Putting an end to something means this:
- Understand the situation: what changed
- Look ahead to the opportunities change brings
- Recognize that change brings out emotions
- Expect strong emotional reactions: grief, anger, resentment
- Be honest with yourself and others about what is happening
- Respect the past; life as it was before the changes demanded a transition.
Herman Cortes burned his ships at Vera Cruz to make it clear to his crew that going back to Spain was not an option.
Stage 2: The Neutral Zone. Think of this stage as limbo; we on our way but we are not there yet. This in-between place is where we feel the loss of the old but are still unaware of the benefits of the new. The phrase “one doesn’t discover new lands without losing sight of the shore” illustrates this truth.
Stage 3: The New Beginning. Over time we begin to accept that change creates new opportunities and we become both excited and fearful at the same time.
Manage the process using the 4 P’s of Transition
- Purpose: If people know where they are going they would be more willing to tolerate change.
- Picture the destination: Going beyond words to visuals helps at this stage.
- Participate: If you or the person you are working with can define their role in the transition then hope and expectations will build.

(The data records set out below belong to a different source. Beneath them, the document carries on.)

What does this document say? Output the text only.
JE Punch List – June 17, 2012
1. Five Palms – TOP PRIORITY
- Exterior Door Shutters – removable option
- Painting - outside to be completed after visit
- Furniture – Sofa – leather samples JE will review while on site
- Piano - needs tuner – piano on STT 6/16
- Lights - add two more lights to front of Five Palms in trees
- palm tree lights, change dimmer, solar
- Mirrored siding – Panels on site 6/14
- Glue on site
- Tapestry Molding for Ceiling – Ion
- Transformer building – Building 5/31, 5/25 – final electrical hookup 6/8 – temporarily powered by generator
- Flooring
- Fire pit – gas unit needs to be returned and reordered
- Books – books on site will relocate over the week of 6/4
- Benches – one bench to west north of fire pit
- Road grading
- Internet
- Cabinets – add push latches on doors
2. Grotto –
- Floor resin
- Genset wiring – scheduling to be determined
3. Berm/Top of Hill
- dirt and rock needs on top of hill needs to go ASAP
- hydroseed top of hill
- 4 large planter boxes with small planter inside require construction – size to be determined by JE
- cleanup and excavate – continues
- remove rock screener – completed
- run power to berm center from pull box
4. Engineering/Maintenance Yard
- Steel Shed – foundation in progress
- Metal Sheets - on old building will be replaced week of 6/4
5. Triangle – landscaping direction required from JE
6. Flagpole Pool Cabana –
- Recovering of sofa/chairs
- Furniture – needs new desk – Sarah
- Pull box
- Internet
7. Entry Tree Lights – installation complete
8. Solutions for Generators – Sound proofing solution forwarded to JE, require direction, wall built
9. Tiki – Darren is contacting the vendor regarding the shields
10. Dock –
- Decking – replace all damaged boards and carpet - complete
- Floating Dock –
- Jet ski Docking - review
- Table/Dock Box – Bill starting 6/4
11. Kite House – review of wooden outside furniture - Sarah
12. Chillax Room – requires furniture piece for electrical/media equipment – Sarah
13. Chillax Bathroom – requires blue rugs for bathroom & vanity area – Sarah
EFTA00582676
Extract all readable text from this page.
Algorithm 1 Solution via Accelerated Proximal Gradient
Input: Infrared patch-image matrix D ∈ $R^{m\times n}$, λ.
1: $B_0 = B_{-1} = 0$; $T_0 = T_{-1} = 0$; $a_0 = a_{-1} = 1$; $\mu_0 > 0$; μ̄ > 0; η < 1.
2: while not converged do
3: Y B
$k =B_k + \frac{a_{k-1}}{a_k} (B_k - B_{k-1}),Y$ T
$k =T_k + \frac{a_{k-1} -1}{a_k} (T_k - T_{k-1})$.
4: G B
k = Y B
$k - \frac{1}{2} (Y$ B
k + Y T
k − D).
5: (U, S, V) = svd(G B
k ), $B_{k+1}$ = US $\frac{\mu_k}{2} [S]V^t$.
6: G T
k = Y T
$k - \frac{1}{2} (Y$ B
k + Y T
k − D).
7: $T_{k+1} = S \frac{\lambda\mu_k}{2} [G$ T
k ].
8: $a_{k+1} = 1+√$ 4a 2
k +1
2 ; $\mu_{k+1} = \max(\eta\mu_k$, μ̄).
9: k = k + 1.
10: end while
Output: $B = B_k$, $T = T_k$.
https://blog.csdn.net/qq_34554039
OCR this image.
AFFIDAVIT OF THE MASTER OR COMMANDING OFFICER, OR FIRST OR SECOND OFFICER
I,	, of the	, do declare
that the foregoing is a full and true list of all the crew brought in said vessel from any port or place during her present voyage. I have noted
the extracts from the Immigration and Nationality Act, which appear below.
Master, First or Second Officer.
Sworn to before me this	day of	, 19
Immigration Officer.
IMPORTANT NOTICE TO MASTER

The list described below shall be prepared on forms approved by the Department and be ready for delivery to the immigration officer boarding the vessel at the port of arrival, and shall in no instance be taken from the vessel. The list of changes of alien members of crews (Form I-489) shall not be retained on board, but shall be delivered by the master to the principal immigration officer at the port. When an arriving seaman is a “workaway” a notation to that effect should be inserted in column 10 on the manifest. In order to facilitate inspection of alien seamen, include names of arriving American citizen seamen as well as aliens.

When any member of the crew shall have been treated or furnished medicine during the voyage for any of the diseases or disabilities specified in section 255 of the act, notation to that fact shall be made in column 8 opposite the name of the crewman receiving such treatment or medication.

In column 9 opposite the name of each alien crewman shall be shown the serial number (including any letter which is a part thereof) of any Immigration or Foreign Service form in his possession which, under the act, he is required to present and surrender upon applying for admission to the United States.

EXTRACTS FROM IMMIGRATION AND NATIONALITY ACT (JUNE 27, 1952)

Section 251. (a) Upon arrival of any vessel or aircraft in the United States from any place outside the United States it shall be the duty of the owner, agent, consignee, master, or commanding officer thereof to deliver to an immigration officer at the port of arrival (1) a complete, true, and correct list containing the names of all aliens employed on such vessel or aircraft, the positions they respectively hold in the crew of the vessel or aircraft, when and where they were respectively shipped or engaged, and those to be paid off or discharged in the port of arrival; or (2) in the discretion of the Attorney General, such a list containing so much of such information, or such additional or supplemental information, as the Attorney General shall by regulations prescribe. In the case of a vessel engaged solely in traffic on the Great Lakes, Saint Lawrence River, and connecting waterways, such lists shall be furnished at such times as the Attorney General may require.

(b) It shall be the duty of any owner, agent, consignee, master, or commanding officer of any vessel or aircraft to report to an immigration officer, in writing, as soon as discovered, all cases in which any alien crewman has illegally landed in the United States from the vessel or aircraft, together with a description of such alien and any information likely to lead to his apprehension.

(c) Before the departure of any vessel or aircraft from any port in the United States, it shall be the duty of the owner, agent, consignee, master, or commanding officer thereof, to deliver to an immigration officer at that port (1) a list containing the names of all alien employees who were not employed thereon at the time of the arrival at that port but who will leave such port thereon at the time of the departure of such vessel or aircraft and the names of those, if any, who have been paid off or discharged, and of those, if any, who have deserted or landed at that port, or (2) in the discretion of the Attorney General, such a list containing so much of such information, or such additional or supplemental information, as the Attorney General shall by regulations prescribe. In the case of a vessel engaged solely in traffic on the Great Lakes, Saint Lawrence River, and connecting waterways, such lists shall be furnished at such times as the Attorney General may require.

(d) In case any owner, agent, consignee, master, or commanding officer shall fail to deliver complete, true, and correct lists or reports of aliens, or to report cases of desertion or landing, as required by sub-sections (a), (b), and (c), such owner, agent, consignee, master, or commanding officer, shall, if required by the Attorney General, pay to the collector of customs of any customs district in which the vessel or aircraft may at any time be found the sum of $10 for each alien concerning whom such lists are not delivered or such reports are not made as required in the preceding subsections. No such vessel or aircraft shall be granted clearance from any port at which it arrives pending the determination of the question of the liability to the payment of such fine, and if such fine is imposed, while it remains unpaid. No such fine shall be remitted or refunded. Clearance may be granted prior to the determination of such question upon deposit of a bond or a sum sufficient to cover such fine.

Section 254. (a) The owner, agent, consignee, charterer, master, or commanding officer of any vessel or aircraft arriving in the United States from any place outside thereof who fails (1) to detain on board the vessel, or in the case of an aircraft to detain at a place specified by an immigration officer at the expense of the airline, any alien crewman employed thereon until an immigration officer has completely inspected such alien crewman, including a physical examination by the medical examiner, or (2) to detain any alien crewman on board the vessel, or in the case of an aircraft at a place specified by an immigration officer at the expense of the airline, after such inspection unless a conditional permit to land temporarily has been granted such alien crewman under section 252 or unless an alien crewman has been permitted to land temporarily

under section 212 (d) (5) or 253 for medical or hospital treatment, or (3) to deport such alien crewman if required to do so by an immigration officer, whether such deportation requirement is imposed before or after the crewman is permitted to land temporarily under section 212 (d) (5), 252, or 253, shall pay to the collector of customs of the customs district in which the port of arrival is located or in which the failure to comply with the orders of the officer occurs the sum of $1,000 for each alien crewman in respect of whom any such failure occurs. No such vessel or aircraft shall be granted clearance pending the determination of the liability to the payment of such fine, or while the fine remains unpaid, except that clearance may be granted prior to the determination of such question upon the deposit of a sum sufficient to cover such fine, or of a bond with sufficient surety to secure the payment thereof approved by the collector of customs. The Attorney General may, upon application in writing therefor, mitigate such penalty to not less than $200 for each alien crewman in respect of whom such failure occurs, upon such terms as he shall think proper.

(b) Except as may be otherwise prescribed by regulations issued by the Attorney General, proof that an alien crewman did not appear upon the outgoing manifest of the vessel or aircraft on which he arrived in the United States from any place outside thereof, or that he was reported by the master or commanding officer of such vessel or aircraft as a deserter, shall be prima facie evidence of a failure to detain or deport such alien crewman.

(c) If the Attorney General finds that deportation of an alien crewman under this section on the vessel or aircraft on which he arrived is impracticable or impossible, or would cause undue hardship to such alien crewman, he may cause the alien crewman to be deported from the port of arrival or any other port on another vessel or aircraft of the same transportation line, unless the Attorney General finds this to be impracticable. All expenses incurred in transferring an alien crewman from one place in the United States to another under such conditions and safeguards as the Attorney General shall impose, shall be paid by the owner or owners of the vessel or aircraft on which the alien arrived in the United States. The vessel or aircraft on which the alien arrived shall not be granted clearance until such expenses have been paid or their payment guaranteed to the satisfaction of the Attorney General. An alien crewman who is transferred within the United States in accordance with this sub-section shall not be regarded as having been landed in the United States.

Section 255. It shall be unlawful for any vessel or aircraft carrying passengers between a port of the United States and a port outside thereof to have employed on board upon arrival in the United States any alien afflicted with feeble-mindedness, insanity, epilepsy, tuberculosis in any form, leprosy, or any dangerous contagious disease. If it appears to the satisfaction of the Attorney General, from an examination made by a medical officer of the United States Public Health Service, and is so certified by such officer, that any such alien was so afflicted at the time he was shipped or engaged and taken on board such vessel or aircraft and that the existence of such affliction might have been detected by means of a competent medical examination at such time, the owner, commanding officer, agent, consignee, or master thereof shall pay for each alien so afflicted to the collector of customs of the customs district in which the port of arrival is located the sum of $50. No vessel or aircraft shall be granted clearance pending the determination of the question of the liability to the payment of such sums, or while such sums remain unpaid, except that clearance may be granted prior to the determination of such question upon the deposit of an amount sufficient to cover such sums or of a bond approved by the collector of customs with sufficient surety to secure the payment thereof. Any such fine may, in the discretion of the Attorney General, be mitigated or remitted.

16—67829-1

- Plan: Create a plan that defines the components of the transition. For example, if you or a loved one has fallen and can no longer live safely in the family home, what does this transition look like? Are finances and legal documents in order? Have you done the legwork to find a community or other living arrangement that fits your needs? What is the best possible timeline for a move?
Final Thoughts and Challenge: If you want to see an example of managing transition in a time of change, read about the greatest transition in all of history. In the Book of Exodus God told Moses to lead the Israelites from bondage in Egypt to the Promised Land. The journey had a purpose and a plan. If you are in a position to take someone through a necessary journey; a transition in a season of change, be a Moses!